Fortunately NOT our route
Walking the plank
Turning right, we now had the stream on our right again, and walked east, veering south-east to join a lane below Hobbs Hill Farm. Spanning the side streams, the metal bridges on this section would certainly have been a test for those short of leg! Fortunately, Anne and I are tall, but they were still not the most walker friendly stile/bridges we have come across!
Hobbs Hill Farm
Negotiating one of the tricky bridges

At the road we turned right and almost immediately left, continuing to follow the stream on our right, with a golf course on the opposite bank. Crossing a corner of the golf course, we continued through a couple more fields, keeping close to the stream.

Golf course

Dead tree
The route changed direction here, and we now swung south, crossing the stream on a footbridge, and heading uphill towards Willett’s Farm. The correct route was ploughed up, but a slight deviation allowed us to walk on more comfortable grass.

Overploughed path
Quirky statue at the farm
We walked through the farm buildings and past cattle sheds. This farm has a thriving ice-cream business in the summer months, but unfortunately the shop was very definitely closed this early in the year.
... but not today!
Cows looking forward to some spring turnout
The next part of the route was a bit tricky and not adequately way-marked. Just past the farm the track swings slightly right. We veered left here to follow the hedge to a corner. A pond was now visible, which we passed on our left, although looking at the map a bit later, we should have passed it on our right. No matter, we headed in roughly the correct direction down the middle of a field, heading for a narrower section between trees.

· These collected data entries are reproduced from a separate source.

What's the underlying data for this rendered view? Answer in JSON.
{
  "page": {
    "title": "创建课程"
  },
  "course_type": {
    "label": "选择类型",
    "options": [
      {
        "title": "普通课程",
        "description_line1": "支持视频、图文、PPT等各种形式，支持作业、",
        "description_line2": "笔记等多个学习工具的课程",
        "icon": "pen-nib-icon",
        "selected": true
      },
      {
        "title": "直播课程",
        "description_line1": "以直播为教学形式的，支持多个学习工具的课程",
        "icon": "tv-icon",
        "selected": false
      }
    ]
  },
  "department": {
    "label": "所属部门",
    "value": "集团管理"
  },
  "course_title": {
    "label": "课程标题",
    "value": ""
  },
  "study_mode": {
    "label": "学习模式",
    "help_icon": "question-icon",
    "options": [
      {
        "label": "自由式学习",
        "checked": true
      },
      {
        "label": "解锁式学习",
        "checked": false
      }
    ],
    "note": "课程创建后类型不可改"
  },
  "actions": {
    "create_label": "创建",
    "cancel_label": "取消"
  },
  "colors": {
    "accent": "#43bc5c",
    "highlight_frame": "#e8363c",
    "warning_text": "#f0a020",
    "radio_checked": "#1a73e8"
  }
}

Pond after Willett's Farm (we should have passed to its left)
View south east towards the River Medway

Bearing right round a wood, we soon reached the banks of the River Medway. As is very common along this river, there were a number of WW2 pill boxes. We followed the path, initially between the river and a wood, and then between the river and a railway, bearing right to pass under the bridge, and soon reaching the A264.

WW2 pillbox
Wood anenomes by the River Medway
We turned left here towards Ashurst, over the river and under the railway, before turning right to pass the station. The route then continued as a private road, swinging away from the railway line, and climbing slightly to pass Linkhorn’s, a large house with a very wonky chimney!

Entering Ashurst
Linkhorns - note wonky chimney
Reaching Jessop’s farm, we had a quick break to admire the sheep and lambs comfortably bedded down in a barn next to the track. Poppy was very interested in the noises (and presumably the smell), but couldn’t see over the barrier, so I lifted her front legs up for a quick look.
Young lamb at Jessop's Farm
Once of the few hills of the day

Past the farm buildings, the route briefly turned east (left) again, with a pull up a track which was probably the hilliest bit of the entire walk. At the top, we turned right and descended on a track and then at the edge of a field, until we reached a finger post. Poppy & Zuka ran ahead to say hello to a couple of golden retrievers.

The dogs wait for some playmates
Colourful railway bridge
Turning right here, we were now sharing the route with the Wealdway, and descended again to walk under the railway bridge. We had walked this way in 2008, in the opposite direction, when ‘doing’ the Wealdway. The graffiti was still there and in fact looked as though it had been renewed, but fortunately the thick carpet of sheep manure was not!

Poppy on the Weald Way bridge (she didn't read the sign)
Looking back as we near the end of our walk
Bearing left, we crossed a footbridge and then bore right across the field towards (but not crossing) another bridge. The route turned left here (and leaving the Wealdway) we followed a track past Hamm Farm and to the B2110. Our car was waiting for us a few hundred metres to our right.

Hamm Farm
The weather today had been a bit disappointing after a good forecast, but it had at least remained dry, and we did see the sun for a short time. The walk itself was super – with plenty of variety, but not too strenuous (just as well, as I’m not at my fittest at the moment). I had good company too as it is always nice to walk with Anne & Zuka. I’m looking forward to the next section very much.